Heute habe ich ein weiteres Interview zum Thema “Newsletter” für euch.
Nico Zorn ist seit vielen Jahren als Referent, Dozent und Autor zu den Themen E-Mail-Marketing, Internet-Marketing Trends und Social Media Marketing aktiv und veröffentlicht Fachartikel und Gastkommentare zu diesen Themen.
Darüber hinaus veröffentlicht er seit 2003 das Email Marketing Blog.
Er war so nett, mir meine Fragen zum Thema “Newsletter*” zu beantworten.
1. Für wen ist ein Newsletter zu empfehlen? Lohnt sich das heute noch?

Ein Newsletter macht im Grunde für alle Unternehmen Sinn, die online Produkte verkaufen oder Traffic generieren möchten. E-Mail-Newsletter sind nach wie vor ein sehr effizientes und effektives Online-Marketinginstrument, wenngleich die (technischen) Anforderungen an das E-Mail Marketing gestiegen sind.
2. Was sind die wichtigsten Unterschiede zu einem Blog und seinem RSS-Feed?
Mit einem Newsletter können ganz gezielt Produkte und Dienstleistungen beworben werden – sofern sie für den Empfänger relevant sind. Ein Blog hingegen ist eher als PR-Maßnahme zu sehen und eignet sich in der Regel nicht, um direkte Abverkäufe zu erzielen. Hinzu kommt, dass die Inhalte eines Newsletters exakt und individuell auf die Interessen des Empfängers abgestimmt werden können – ein Blog bietet diese Möglichkeit nicht. Letztendlich ergänzen sich Newsletter und Blog aber ideal und die interessantesten Inhalte des Blogs können beispielsweise im monatlichen Newsletter verschickt werden.
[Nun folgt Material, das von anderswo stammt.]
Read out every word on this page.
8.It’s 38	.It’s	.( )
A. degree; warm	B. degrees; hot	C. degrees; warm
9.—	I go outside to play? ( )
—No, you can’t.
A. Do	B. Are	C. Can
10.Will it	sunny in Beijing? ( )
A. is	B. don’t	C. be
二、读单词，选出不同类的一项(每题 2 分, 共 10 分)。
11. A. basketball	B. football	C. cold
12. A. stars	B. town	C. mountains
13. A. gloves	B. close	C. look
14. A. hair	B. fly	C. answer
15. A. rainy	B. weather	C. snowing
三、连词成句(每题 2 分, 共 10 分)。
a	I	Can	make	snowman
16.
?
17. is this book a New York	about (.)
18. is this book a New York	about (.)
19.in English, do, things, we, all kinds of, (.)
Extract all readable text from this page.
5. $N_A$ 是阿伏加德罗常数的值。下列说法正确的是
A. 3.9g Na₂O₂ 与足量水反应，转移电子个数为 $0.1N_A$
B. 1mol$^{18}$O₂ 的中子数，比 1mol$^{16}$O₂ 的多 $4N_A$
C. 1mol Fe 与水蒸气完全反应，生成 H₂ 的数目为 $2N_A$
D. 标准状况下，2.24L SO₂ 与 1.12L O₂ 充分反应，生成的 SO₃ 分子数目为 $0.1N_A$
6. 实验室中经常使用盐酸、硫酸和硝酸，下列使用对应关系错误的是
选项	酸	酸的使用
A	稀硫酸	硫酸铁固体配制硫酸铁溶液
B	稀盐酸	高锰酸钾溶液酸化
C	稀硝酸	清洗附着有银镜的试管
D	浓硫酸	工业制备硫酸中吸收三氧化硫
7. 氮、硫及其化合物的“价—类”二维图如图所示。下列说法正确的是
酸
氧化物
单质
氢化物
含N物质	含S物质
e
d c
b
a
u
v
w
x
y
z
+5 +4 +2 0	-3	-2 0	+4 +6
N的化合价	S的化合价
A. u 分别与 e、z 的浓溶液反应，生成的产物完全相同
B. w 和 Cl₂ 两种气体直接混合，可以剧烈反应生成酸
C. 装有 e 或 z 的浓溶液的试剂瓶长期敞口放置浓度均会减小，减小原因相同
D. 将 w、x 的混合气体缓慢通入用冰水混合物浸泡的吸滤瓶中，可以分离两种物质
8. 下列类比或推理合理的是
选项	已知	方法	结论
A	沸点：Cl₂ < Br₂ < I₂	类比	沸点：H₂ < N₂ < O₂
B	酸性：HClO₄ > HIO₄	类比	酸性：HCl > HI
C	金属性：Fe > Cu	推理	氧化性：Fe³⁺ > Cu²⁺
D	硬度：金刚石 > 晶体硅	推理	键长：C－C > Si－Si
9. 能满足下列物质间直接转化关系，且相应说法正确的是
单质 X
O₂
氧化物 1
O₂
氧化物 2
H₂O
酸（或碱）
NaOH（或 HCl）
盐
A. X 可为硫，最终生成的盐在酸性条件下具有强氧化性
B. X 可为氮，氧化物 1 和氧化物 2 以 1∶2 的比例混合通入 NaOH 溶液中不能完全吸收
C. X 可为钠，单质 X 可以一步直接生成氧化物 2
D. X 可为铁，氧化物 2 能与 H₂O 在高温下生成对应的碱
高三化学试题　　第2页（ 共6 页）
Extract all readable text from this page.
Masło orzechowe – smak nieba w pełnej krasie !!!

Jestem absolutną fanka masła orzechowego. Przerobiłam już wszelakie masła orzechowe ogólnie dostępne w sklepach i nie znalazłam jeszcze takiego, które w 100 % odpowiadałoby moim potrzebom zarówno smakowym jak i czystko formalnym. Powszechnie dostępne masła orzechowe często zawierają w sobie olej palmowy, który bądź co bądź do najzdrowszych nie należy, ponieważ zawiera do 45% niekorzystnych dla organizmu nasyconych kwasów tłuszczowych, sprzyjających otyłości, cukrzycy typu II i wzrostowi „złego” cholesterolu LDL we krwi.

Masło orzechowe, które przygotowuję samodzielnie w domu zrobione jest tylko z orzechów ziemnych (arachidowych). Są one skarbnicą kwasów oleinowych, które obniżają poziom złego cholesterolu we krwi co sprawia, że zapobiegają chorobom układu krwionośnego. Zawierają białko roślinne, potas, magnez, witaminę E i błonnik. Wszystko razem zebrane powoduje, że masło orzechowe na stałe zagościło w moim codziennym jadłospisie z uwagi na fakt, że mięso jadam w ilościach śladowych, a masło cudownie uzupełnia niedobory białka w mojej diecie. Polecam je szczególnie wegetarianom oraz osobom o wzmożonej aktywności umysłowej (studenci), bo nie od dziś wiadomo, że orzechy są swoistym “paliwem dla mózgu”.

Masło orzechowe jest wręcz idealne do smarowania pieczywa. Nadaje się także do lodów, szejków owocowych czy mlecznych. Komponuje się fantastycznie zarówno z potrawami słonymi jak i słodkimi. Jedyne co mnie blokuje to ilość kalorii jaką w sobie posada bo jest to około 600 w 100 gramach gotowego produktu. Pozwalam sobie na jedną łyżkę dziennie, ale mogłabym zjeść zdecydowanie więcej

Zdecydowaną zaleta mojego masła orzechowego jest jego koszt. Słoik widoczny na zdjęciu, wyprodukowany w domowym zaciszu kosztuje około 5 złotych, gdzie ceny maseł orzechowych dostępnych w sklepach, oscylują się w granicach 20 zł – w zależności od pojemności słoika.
Die Akzeptanz von RSS ist – leider noch immer – relativ gering, auch wenn sie kontinuierlich steigt. Natürlich nutzen Blogger, Journalisten und „Early Adopters“ RSS, „Otto-Normaluser“ hat davon jedoch oft noch nichts gehört. Aus diesem Grund ist es empfehlenswert, neben dem RSS-Feed auch einen Newsletter anzubieten und dem Empfänger die Wahl zu lassen, auf welchem Weg er über neue Inhalte informiert werden möchte.
3. HTML- oder Text-Newsletter? Was ist besser?
Im Vergleich zu reinen Textnewslettern erzielen HTML-Newsletter in der Regel wesentlich höhere Responseraten. Bei der Gestaltung von HTML-Newslettern müssen jedoch viele Aspekte beachtet werden, damit die E-Mail in den verschiedenen E-Mail-Programmen und Webmailern korrekt dargestellt wird. Es empfiehlt sich, ein Template von einem Profi erstellen zu lassen – zum Beispiel von einer Agentur, die sich auf E-Mail Marketing spezialisiert hat. Wer mit HTML vertraut ist kann alternativ auch auf kostenlose Newsletter-Templates zurückgreifen und an die eigenen Bedürfnisse anpassen. Wer auf Nummer sicher gehen möchte, verschickt den Newsletter im Multipart-Format. Bei dieser Variante wird gleichzeitig eine Text- und eine HTML-Version verschickt und beim Empfänger die Variante dargestellt, die vom E-Mail-Programm unterstützt wird.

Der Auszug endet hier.